Kalaupun hendak direvisi, lanjut dia, semestinya menyasar kebutuhan MK. Misalnya memperkuat sifat putusan MK yang saat ini banyak diabaikan oleh lembaga hingga perusahaan. “Sekarang banyak putusan MK yang tidak dipenuhi, dan perlu diatur sanksinya bagi yang tidak menjalankan putusan MK,” tuturnya.
Sementara itu, terkait pembahasan yang berjalan begitu cepat, belum ada penjelasan resmi dari Komisi III DPR. Namun, sejak daftar inventarisasi masalah (DIM) RUU MK tersebut diserahkan Kemenkumham pada Rabu lalu (26/8), Komisi III langsung membentuk panitia kerja (panja).
Pembahasan oleh Panja dilakukan secara tertutup hingga Kamis (27/8). Namun Ketua Panja membantah jika pembahasan telah selesai. “Lanjut Senin,” jelas Ketua Panja dari Komisi III Adies Kadir kemarin (28/8). Baik legislatif dan pemerintah sama-sama mengajukan sejumlah muatan yang bakal mereka ubah dalam UU MK yang berlaku saat ini ke RUU MK yang baru.
Dari DPR, ada empat muatan yang direncanakan berubah. Keempat muatan tersebut antara lain pengaturan mengenai kedudukan susunan dan kekuasaan MK, pengangkatan dan pemberhentian hakim konsitutusi, kode etik dan pedoman perilaku hakim konstitusi dan dewan etik, serta putusan MK.
Sementara dari pihak pemerintah mengajukan perubahan pada lima muatan. Antara lain mengenai batas usia minimum hakim konstitusi, persyaratan menjadi hakim konstitusi dari calon yang berasal dari lingkungan peradilan Mahkamah Agung, dan batas pemberhentian anggota hakim konstitusi karena berakhirnya masa jabatan.

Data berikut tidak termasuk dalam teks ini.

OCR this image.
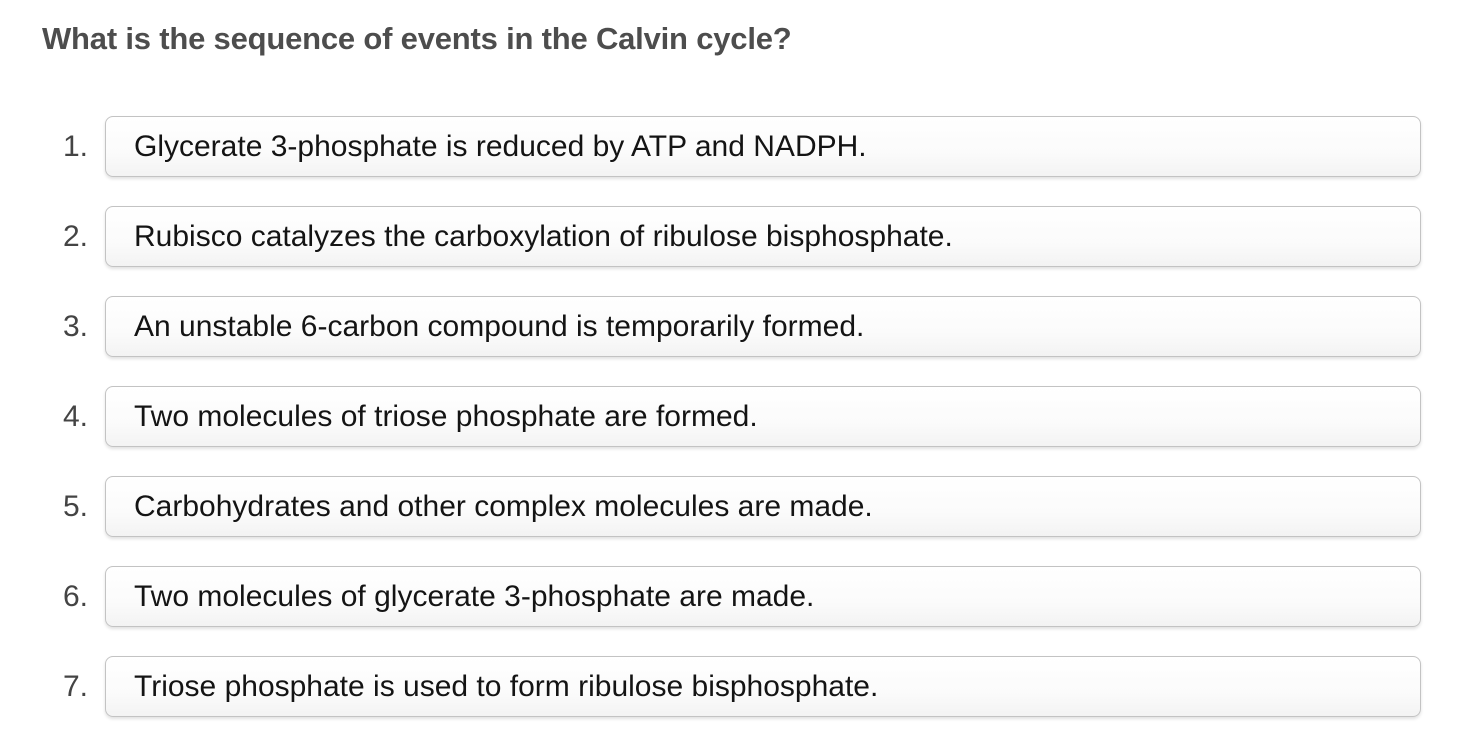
What is the sequence of events in the Calvin cycle?
1.	Glycerate 3-phosphate is reduced by ATP and NADPH.
2.	Rubisco catalyzes the carboxylation of ribulose bisphosphate.
3.	An unstable 6-carbon compound is temporarily formed.
4.	Two molecules of triose phosphate are formed.
5.	Carbohydrates and other complex molecules are made.
6.	Two molecules of glycerate 3-phosphate are made.
7.	Triose phosphate is used to form ribulose bisphosphate.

Selain itu, mencakup pula perihal pemilihan anggota majelis kehormatan MK yang berasal dari akademisi dan berlatar belakang di bidang hukum, serta legitimasi hakim konstitusi yang sedang menjabat. Pemerintah juga akan memperhatikan terkait teknis penyusunan RUU ini.(far/deb/jpg)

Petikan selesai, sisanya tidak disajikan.